Cole got bit by the Birthday Paradox when using python random.randint() and time.time() to generate a random number to tag a DB record with a unique ID. I think Hannes does something similar to ensure user-provided files are all unique, even a user uploads the exact same file twice.

I read the docs and found that python uses system time, and time.time() has microsecond resolution (hence the title of this post) to seed the random number generator on some machines during import random. If the machine and OS provides a random number source, it’ll use that instead. The servers where this happened must not have a random source, so appending a random number from python’s random package to a microsecond-resolution timestamp won’t add any randomness at all. If the two processes happen to start at the same microsecond they’ll produce the same answer. I couldn’t force the collision on my machine.

#### random.seed(x)

Initialize the basic random number generator. Optional argument, x, can be any hashable object. If x is omitted or None, current system time is used; current system time is also used to initialize the generator when the module is first imported. If randomness sources are provided by the operating system, they are used instead of the system time. See the os.urandom() function for details on availability.

The “birthday paradox” is what it’s called when these collisions happen more often than you expect, like when generating a random integer between 1 and 365 in a room full of friends for their birthdays. So the concept doesn’t apply here. And this collision problem is not really a paradox anyway. But it was fun to try to reproduce it on my recent HP laptop. Getting two processes to run simultaneously on separate cores turned out to be harder than I imagined. I couldn’t trick tmux into doing it, and the stack overflow answers seemed broken to me. But here’s my quick fail at repro:

This is the tmux approach I couldn’t get working

#!/bin/sh
tmux new-session -s collider -d 'python -c "import random; print(random.randint(0,1000000000));"' &
tmux new-window -s collider 'python -c "import random; print(random.randint(0,1000000000));"'


So I just loaded up the OS process queue with a bunch of python interpreter processes in the hopes a few of them would pass through cores at the same time.

for ((i=0; i<100; i++))
do
python -c "import random; print(random.randint(0,1000000000));" > /tmp/collider.${i}.log & done for ((i=0; i<100; i++)) do python -c "import time; print(repr(time.time()));" > /tmp/collidetime.${i}.log &
done


No luck with collisions (so my motherboard and python interpreter are too clever for my trickery), uniq can’t find any dupes.

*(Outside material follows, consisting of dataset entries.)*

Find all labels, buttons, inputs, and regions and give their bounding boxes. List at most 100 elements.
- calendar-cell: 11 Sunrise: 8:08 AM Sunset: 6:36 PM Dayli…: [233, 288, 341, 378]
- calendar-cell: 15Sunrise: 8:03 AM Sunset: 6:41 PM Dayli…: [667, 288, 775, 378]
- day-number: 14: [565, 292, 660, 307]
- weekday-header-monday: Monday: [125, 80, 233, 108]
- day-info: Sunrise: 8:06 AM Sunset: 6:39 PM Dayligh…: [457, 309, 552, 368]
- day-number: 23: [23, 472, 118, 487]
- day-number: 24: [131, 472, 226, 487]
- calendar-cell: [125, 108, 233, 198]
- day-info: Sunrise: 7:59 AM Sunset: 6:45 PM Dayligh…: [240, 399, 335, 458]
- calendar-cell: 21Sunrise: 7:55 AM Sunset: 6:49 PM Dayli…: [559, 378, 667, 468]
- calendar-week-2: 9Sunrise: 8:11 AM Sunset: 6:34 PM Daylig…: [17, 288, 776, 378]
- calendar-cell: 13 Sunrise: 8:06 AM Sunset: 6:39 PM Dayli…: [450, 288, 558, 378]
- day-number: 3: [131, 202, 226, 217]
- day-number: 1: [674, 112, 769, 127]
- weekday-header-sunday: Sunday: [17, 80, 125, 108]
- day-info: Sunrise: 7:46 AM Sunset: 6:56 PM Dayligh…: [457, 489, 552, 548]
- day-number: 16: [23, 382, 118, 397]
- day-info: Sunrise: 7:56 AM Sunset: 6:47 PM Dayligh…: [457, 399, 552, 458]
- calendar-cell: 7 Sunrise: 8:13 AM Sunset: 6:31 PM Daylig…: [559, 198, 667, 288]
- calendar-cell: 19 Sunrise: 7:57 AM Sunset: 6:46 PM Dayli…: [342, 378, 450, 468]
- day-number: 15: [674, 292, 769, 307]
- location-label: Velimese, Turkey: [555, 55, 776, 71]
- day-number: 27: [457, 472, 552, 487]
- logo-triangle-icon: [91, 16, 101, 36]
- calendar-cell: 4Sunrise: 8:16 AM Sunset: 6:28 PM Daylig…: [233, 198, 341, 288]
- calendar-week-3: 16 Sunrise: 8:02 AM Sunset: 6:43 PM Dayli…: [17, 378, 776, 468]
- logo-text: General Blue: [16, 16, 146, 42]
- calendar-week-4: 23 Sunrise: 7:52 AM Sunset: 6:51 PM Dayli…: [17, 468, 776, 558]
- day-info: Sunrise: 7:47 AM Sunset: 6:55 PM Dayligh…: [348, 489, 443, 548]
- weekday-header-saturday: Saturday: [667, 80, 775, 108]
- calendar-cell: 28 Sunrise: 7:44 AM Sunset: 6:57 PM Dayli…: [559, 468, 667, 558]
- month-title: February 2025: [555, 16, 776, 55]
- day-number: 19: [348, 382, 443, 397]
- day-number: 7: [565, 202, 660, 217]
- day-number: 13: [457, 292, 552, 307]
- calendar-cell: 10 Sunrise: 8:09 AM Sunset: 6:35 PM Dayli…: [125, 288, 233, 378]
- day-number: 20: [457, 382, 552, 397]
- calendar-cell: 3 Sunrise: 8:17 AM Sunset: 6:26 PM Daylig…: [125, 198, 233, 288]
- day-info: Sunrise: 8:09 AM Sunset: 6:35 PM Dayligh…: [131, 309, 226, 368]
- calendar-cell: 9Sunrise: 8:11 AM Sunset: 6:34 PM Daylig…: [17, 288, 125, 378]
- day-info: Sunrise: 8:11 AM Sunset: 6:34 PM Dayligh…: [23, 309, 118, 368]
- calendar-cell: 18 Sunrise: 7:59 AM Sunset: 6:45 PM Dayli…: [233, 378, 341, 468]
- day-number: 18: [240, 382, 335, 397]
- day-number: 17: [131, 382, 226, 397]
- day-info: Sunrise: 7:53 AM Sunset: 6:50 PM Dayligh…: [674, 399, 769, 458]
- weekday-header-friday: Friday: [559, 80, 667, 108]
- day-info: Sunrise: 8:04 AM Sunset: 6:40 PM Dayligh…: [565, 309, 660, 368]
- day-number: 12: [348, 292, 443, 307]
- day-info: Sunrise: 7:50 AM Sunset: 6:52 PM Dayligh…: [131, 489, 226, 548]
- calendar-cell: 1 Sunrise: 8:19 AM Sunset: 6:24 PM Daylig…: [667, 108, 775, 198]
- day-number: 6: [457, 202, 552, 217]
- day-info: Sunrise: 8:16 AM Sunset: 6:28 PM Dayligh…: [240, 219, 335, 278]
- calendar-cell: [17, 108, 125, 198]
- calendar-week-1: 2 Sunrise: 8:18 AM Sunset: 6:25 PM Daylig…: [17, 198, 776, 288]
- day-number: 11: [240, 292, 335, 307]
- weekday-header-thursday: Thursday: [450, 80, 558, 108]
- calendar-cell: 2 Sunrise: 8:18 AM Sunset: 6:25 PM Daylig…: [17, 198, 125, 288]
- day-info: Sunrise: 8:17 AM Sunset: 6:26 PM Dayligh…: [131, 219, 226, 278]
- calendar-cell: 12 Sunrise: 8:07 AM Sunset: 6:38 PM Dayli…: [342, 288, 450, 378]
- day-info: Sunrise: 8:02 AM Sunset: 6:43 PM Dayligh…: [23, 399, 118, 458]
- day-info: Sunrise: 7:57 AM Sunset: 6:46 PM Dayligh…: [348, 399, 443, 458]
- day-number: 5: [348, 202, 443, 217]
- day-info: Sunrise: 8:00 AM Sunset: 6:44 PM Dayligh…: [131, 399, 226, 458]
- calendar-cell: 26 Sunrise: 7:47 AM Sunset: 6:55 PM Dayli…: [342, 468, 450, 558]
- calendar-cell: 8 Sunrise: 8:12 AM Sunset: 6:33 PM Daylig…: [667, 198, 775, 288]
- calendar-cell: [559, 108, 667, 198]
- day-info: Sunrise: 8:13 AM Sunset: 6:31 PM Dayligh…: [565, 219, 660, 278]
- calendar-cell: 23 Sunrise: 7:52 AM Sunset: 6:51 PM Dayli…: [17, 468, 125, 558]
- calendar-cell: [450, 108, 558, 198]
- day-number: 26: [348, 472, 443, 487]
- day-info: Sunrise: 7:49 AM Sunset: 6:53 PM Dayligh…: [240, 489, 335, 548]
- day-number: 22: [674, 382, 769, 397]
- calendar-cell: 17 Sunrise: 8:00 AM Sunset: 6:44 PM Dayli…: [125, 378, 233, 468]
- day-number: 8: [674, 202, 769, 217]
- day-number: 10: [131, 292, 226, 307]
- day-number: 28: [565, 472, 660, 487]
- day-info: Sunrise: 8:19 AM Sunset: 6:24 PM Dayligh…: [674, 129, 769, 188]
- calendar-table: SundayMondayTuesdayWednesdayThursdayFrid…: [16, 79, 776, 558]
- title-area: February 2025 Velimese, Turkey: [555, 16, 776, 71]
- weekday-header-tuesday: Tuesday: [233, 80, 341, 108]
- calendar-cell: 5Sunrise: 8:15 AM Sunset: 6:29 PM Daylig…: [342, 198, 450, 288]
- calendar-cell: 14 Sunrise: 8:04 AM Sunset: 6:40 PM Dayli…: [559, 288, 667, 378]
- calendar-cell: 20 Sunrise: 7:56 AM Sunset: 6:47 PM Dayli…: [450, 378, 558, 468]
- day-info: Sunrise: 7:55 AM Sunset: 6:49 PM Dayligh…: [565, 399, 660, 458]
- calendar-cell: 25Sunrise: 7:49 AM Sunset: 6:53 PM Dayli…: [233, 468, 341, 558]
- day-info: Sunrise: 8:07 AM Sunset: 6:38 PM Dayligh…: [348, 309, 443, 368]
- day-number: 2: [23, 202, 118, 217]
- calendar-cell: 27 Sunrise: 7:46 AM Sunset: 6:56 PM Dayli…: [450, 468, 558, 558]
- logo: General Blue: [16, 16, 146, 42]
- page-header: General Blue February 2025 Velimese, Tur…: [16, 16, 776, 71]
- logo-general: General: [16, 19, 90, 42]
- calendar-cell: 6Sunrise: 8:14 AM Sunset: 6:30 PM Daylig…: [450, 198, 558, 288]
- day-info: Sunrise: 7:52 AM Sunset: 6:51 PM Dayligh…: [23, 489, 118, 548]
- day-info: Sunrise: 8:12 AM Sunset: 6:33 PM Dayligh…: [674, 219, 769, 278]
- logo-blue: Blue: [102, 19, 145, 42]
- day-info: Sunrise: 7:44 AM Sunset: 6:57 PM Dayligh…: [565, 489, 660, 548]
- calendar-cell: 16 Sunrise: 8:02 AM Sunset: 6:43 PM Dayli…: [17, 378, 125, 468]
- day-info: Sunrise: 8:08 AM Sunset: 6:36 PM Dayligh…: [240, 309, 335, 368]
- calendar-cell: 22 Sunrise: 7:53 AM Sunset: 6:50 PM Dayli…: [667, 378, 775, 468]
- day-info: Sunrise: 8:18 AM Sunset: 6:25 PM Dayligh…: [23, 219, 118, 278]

cat /tmp/collider.*.log | sort | uniq -c
#      1 105969327
#      1 126048218
# ...
#      1 146990491
#      1 148685188


## BINGO!

The clock did a 2-step for the same microsecond, 3 times out of 100:

cat /tmp/collidetime.*.log | sort | uniq -c | grep -e '\b[2-9]\b'
#      2 1473613474.737581
#      2 1473613474.743379
#      2 1473613474.755999


Did I do anything wrong? What can Cole do to avoid this in the future (on a machine without a random source, like an AWS EC2 instance)?